We noted earlier WorldNetDaily columnist Ellis Washington's citing of the repeal of Prohibition as a "progressive" idea that leads to the "promotion of excessive drinking," apparently another "progressive" idea. But strangely, Washington is not the only WND columnist who is apparently longing for the return of Prohibition.
Dave Welch uses his May 1 column to display that he learned the wrong lesson from Prohibition. He likened immigration laws to Prohibition, claiming both have been inadequately enforced:
Rewind the clock with me to 1923, Washington, D.C., at an event named the Citizenship Conference. The conference included delegates from Congress, federal law enforcement, national movement leaders and clergy. The topic: lack of enforcement of the 18th Amendment, otherwise known as Prohibition.

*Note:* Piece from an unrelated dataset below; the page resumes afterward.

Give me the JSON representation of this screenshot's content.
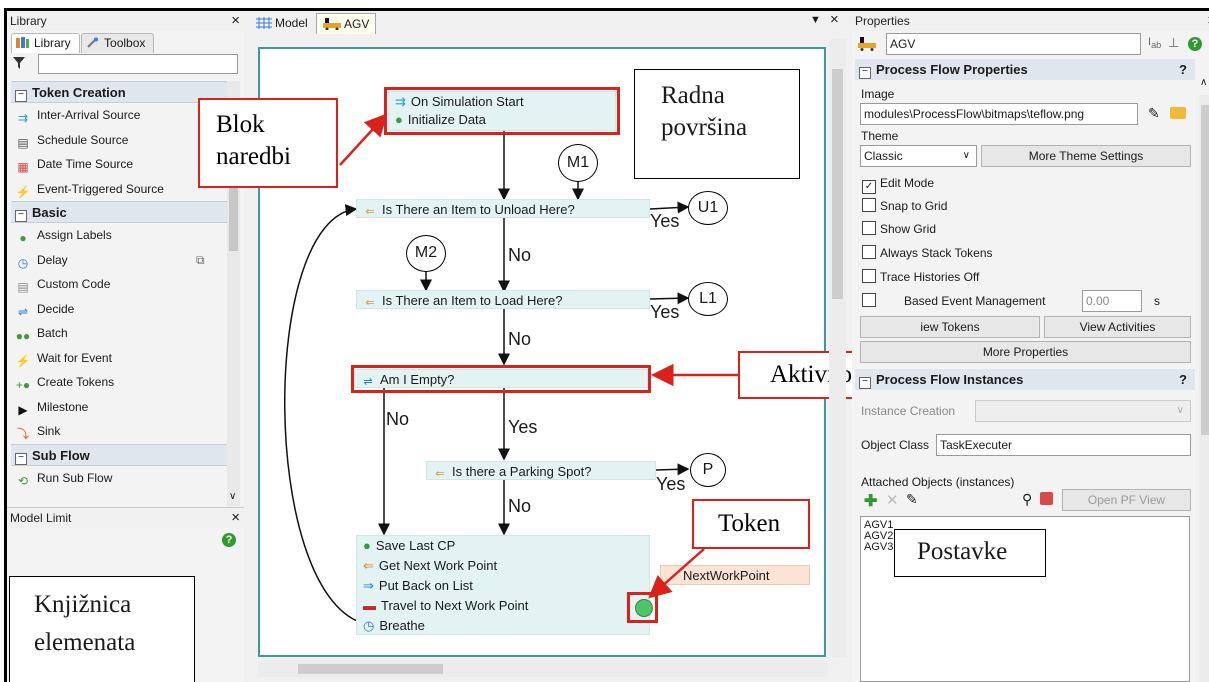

What we now know that they did not was that it was indeed soon to be repealed. Prohibition has been much maligned and the victim of historical revisionism, but that entirely aside, there are some fascinating principles we can learn from the speeches given at the conference. They were printed in a book titled, "Law vs. Lawlessness" (Fleming H. Revell Co., 1924).

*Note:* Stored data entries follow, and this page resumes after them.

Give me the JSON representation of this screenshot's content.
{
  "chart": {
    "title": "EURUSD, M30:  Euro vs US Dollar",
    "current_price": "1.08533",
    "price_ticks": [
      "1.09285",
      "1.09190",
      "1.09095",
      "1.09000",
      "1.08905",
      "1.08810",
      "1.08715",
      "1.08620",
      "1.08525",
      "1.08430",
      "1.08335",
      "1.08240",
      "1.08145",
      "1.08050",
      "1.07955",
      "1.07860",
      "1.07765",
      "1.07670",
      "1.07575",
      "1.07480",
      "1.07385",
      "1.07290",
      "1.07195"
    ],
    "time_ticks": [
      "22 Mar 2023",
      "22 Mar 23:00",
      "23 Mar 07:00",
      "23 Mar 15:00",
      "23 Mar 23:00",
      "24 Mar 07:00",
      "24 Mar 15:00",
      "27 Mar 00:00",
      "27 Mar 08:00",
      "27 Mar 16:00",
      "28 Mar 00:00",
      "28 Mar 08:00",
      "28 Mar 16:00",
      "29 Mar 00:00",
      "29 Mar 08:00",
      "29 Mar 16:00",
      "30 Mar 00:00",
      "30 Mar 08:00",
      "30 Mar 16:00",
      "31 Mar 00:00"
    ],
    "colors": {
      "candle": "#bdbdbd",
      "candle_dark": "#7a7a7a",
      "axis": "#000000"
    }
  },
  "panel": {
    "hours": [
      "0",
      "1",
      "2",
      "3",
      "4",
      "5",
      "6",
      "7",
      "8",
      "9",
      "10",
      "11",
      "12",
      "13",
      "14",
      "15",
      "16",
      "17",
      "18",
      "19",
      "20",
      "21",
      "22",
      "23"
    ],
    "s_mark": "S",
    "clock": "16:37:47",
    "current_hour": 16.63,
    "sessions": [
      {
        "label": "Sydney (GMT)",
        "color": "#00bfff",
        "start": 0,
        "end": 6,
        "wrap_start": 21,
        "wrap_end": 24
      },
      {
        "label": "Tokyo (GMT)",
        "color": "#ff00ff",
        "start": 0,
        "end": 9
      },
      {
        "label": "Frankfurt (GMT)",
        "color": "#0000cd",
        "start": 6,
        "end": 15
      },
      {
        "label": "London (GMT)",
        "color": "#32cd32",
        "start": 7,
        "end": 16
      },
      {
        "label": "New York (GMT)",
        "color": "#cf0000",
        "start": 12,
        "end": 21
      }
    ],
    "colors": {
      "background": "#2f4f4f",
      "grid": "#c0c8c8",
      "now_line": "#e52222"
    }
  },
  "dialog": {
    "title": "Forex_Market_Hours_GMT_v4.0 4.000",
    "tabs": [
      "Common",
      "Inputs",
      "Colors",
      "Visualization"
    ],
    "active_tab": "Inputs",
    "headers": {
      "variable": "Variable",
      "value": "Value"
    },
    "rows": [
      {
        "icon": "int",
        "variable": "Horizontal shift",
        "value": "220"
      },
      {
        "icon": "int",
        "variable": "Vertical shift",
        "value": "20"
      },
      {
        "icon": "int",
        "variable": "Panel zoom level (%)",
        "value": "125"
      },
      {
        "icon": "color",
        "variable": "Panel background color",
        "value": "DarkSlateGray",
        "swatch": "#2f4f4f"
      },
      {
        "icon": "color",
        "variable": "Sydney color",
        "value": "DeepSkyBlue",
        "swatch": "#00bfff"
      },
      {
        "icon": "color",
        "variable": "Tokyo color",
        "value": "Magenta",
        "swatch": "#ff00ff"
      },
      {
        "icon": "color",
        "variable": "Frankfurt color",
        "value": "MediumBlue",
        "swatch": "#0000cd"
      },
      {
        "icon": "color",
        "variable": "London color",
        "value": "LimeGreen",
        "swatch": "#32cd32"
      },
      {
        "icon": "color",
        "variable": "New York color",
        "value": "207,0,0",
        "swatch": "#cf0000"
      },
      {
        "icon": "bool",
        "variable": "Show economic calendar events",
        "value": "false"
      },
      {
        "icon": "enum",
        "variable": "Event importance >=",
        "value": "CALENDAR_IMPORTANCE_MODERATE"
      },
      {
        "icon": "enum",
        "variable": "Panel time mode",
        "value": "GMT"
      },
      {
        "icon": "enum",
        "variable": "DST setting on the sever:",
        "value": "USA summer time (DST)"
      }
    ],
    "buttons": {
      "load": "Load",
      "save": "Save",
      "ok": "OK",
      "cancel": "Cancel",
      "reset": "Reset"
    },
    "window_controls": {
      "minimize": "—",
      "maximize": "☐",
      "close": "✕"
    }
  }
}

Welch goes on to quote "federal prohibition commissioner" as saying, "The 18th Amendment was the result of a great moral and religious fervor. The spirit which actuated the sponsors of this law certainly must be kept alive after the law has been written into the statute."

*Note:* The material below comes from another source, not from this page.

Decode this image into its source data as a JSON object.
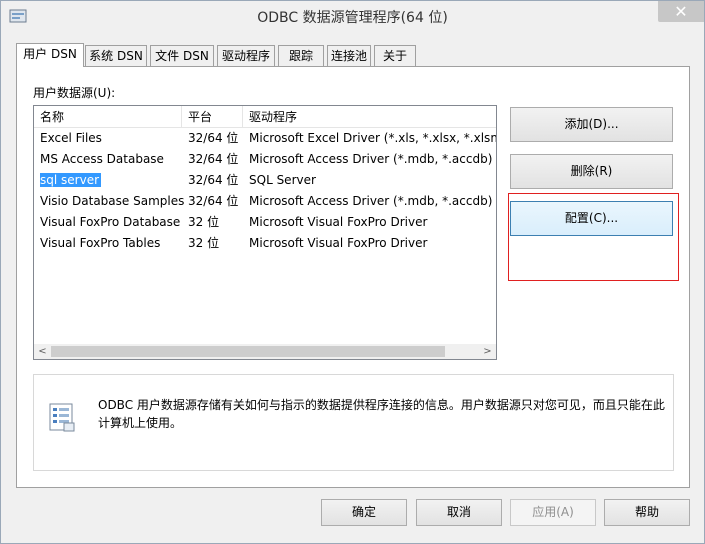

It seems the only lesson Welch learned from Prohibition is that it would have been a success had it been totally enforced. Given the large numbers of Americans who violated Prohibition by consuming alcohol despite its illegality, total enforcement would have resulted in the creation of a police state. Because Prohibition didn't stop demand for alcohol, it led to the rise of organized crime and gangsters like Al Capone.
Welch then lectures: "The fundamental issue in the breakdown of law starts in the heart of the individual as we either conform to or reject the laws of God as given us through His creation and his revealed, written word." But Welch offers no evidence that Prohibition was divinely inspired; in fact, it can be argued that the opposite is true.